We don’t know pricing or availability. The current rumors say later this year, which makes sense. Launching an indoor row just prior to summer isn’t very logical. But launching it when Peloton often launches hardware in the September-ish timeframe is more logical for both the indoor season as well as the holiday season.
Undoubtedly, Peloton is in massive transition under their new CEO. This past week at their earnings call they outlined in stark language what was done well, what was a proper dumpster fire, and what they plan to change. Their new CEO isn’t afraid to mince words.
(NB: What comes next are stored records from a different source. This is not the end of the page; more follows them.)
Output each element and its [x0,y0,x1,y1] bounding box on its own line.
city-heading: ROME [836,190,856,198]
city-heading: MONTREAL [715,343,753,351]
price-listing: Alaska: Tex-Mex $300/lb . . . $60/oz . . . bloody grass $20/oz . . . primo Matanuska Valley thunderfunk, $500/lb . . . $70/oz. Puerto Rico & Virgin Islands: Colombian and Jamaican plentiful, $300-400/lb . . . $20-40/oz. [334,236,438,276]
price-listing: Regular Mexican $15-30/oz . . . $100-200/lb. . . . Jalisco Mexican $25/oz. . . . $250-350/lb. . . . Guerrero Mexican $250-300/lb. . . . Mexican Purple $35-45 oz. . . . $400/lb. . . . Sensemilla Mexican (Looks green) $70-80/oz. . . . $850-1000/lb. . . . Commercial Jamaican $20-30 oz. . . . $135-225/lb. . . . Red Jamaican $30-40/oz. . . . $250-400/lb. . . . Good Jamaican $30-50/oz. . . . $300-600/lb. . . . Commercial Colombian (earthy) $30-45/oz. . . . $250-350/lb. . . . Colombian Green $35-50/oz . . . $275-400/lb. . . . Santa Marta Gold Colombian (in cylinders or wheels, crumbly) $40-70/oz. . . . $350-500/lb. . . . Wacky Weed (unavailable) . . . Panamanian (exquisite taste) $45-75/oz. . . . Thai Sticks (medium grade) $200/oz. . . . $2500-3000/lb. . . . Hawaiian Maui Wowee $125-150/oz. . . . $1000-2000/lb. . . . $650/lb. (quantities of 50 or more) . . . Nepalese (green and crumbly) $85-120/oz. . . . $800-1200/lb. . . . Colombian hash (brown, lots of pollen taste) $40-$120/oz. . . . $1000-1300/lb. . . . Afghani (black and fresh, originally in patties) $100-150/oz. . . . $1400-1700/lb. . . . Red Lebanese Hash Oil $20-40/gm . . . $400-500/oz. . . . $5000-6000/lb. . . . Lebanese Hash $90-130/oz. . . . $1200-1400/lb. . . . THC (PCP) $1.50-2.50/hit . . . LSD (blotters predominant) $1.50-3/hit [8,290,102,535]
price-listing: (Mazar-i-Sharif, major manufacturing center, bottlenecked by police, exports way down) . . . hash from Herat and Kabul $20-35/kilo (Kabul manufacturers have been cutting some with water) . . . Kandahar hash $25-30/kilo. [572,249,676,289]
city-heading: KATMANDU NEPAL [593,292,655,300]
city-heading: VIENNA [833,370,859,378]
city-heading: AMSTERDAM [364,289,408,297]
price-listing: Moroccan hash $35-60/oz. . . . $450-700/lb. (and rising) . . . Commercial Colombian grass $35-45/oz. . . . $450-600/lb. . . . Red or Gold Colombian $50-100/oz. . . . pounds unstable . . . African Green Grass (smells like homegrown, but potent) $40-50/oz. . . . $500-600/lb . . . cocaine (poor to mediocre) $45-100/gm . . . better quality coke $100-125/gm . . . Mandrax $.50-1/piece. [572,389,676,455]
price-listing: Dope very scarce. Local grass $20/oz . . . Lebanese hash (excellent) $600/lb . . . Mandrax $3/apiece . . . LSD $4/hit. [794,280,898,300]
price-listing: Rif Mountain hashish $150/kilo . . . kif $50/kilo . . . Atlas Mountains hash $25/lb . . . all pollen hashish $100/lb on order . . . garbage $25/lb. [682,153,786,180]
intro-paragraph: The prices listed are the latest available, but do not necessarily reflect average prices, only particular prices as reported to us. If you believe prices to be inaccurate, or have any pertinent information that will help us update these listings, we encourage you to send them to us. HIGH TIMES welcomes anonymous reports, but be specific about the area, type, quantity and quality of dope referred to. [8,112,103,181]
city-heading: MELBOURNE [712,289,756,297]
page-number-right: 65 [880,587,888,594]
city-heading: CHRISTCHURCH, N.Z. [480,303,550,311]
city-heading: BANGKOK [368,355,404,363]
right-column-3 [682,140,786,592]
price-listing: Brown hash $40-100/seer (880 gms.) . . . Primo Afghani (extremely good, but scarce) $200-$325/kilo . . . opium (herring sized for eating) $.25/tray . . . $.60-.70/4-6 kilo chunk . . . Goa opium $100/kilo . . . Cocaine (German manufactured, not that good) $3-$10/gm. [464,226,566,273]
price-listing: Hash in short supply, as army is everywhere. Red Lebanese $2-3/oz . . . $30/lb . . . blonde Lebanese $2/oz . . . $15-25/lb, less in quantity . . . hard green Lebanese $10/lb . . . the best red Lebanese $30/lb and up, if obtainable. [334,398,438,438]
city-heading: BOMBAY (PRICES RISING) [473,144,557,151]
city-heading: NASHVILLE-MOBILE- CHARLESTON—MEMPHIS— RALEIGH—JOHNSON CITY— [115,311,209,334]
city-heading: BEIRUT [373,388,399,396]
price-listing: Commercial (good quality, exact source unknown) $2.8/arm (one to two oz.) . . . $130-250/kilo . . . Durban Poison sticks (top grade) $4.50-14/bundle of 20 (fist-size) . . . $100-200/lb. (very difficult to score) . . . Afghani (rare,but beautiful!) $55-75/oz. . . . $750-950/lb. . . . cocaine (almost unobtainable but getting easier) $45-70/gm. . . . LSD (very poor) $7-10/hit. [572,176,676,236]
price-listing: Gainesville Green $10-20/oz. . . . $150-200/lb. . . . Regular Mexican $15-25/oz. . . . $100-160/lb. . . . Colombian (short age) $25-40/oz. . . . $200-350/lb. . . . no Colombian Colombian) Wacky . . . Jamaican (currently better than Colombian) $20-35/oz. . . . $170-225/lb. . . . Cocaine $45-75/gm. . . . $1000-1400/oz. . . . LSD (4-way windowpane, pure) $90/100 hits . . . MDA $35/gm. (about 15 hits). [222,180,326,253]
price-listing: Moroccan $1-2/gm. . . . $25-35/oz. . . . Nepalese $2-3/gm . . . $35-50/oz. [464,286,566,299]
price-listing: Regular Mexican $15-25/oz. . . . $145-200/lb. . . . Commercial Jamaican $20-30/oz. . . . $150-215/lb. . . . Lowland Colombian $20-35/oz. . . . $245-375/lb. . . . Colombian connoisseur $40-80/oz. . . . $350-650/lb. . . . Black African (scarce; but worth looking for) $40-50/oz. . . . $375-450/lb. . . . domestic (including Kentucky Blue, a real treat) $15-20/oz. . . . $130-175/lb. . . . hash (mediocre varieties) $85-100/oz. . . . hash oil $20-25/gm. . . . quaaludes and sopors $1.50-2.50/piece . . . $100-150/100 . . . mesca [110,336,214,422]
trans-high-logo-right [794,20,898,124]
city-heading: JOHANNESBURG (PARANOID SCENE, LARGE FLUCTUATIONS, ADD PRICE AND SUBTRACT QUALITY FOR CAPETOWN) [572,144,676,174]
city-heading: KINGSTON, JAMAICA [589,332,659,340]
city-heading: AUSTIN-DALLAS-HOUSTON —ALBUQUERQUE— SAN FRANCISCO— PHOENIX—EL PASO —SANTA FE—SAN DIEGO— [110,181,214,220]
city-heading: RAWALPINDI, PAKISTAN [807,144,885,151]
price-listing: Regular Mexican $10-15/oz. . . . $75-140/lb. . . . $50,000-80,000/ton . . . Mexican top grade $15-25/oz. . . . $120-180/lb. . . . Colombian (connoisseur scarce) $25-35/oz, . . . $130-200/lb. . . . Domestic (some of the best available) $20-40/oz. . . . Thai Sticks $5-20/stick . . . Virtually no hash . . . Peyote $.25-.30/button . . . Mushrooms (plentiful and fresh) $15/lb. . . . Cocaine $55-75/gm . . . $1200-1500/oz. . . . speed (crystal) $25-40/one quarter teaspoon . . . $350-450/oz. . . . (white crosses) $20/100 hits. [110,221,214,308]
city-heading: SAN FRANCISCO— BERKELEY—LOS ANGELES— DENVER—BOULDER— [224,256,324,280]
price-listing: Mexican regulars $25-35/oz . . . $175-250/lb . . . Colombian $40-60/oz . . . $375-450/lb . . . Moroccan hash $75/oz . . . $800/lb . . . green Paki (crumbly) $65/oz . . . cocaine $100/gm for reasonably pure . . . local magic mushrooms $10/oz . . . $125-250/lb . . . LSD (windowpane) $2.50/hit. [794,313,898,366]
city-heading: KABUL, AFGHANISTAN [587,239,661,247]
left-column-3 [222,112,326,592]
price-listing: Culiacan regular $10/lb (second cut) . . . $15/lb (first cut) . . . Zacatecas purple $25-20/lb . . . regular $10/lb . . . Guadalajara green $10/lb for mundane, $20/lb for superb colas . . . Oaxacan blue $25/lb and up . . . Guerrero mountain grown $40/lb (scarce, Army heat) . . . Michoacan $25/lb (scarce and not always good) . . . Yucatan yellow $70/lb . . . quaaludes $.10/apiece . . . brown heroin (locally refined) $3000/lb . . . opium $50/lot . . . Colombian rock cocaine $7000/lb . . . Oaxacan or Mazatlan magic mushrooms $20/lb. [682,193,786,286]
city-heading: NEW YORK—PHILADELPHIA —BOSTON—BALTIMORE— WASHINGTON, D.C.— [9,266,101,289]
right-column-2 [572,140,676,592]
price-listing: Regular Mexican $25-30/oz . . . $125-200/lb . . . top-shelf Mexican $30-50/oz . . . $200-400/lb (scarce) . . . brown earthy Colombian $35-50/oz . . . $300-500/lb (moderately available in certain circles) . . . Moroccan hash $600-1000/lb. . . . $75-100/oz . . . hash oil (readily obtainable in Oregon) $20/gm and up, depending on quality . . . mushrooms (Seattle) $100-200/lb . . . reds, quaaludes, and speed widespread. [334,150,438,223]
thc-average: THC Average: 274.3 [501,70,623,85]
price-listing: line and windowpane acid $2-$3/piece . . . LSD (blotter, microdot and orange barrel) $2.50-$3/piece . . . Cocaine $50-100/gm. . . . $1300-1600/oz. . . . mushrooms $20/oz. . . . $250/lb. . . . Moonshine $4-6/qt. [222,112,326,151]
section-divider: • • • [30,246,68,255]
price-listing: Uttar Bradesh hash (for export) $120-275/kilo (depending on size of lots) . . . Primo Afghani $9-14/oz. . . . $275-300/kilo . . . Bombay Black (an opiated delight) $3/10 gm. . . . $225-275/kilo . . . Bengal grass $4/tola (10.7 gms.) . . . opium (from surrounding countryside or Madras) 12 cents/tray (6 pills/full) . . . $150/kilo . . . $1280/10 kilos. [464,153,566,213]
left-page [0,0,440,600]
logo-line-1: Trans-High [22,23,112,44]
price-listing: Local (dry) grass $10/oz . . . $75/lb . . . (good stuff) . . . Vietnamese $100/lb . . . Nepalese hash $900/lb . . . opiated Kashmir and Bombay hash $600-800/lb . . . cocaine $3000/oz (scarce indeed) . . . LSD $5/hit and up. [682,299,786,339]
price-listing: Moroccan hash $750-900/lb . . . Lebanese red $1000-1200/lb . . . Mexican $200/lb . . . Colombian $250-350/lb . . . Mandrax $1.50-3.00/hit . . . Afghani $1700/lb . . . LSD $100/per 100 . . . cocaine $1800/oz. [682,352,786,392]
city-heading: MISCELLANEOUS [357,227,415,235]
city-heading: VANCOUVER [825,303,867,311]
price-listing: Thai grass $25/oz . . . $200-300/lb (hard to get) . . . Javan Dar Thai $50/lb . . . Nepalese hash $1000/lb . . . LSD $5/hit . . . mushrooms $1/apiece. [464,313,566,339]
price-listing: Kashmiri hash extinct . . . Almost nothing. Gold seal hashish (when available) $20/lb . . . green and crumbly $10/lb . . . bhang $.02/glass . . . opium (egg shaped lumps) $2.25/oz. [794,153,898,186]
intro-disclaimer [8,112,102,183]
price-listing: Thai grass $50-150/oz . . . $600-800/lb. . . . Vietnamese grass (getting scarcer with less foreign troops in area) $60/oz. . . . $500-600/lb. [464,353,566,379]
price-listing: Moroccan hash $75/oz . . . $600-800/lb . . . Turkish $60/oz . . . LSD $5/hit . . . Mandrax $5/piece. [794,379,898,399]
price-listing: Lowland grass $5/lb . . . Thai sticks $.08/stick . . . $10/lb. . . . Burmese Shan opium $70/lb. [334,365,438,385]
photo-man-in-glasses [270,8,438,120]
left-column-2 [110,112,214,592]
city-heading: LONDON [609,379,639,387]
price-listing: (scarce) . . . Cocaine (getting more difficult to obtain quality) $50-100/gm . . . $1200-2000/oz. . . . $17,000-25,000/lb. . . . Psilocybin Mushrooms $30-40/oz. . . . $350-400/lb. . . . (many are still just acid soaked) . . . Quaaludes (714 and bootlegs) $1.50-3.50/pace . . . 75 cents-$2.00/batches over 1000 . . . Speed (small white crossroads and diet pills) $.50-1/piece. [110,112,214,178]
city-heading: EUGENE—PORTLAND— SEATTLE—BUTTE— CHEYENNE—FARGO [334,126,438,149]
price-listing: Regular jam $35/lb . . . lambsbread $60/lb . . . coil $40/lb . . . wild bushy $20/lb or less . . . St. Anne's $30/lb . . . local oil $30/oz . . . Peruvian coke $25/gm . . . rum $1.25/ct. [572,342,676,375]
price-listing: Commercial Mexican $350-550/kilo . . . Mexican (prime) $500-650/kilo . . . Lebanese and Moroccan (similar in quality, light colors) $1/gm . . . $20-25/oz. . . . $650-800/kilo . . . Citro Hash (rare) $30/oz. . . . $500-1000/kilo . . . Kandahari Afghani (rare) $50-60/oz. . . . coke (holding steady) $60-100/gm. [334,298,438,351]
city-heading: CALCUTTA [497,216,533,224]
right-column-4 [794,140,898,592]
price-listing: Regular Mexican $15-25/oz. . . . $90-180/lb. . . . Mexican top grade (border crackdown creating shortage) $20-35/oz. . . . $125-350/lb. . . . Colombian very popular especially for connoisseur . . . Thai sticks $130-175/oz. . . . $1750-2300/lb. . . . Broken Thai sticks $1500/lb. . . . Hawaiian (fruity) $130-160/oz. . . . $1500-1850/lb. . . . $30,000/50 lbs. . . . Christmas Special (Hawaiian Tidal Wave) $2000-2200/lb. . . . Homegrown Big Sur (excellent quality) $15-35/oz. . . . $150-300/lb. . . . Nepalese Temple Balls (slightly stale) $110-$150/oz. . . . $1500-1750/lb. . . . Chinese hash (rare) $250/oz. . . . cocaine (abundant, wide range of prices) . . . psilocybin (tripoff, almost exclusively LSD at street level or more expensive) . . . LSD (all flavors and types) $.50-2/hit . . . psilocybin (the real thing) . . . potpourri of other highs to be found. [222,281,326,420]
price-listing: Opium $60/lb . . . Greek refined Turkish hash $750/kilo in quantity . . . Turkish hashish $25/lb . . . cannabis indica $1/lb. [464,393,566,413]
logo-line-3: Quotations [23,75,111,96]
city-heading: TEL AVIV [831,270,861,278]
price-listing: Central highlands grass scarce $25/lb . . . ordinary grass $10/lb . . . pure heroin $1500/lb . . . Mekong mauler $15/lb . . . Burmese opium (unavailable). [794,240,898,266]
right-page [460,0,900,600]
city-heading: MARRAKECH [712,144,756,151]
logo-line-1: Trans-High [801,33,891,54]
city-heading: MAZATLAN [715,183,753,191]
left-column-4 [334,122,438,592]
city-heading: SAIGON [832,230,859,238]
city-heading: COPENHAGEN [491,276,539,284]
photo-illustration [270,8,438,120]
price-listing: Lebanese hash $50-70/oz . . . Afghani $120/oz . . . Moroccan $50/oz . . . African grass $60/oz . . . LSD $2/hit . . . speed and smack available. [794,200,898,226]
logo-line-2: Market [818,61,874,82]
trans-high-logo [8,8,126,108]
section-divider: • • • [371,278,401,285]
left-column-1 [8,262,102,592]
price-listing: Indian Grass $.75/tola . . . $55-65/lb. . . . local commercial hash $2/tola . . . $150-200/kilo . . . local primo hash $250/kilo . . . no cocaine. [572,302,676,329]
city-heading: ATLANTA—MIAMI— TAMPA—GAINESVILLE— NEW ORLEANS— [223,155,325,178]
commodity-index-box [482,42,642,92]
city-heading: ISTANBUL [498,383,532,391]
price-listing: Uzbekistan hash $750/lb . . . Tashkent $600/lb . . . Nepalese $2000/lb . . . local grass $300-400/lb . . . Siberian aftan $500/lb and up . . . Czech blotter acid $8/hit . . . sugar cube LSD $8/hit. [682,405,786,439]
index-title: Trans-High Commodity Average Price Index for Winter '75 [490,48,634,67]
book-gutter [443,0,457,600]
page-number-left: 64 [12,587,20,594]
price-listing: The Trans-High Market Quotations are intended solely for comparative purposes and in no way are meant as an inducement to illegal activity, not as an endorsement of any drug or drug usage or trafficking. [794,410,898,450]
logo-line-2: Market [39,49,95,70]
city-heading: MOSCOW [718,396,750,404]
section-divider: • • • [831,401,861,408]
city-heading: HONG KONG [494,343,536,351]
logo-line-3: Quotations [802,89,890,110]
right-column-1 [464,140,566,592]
Of course, like many indoor fitness businesses over the last 4-6 months, Peloton isn’t immune to the normalization of what people plan to spend their money on, after the peak of the pandemic. However, unlike most other companies – Peloton is actually still growing. As I mentioned in my Zwift post yesterday, they still sold an astounding 200,000 indoor bikes/treadmills this past quarter. They’ve now got 3 million paying hardware members, and another million app members.
The core of their challenges is less about pure growth than it is about getting their cost structure under control, which, they’ve obviously detailed significantly over the past few months. And then in conjunction with that, they’ve talked about expanding into new international markets, as Peloton is only offered in a literal single handful of countries (you can count them all on one hand).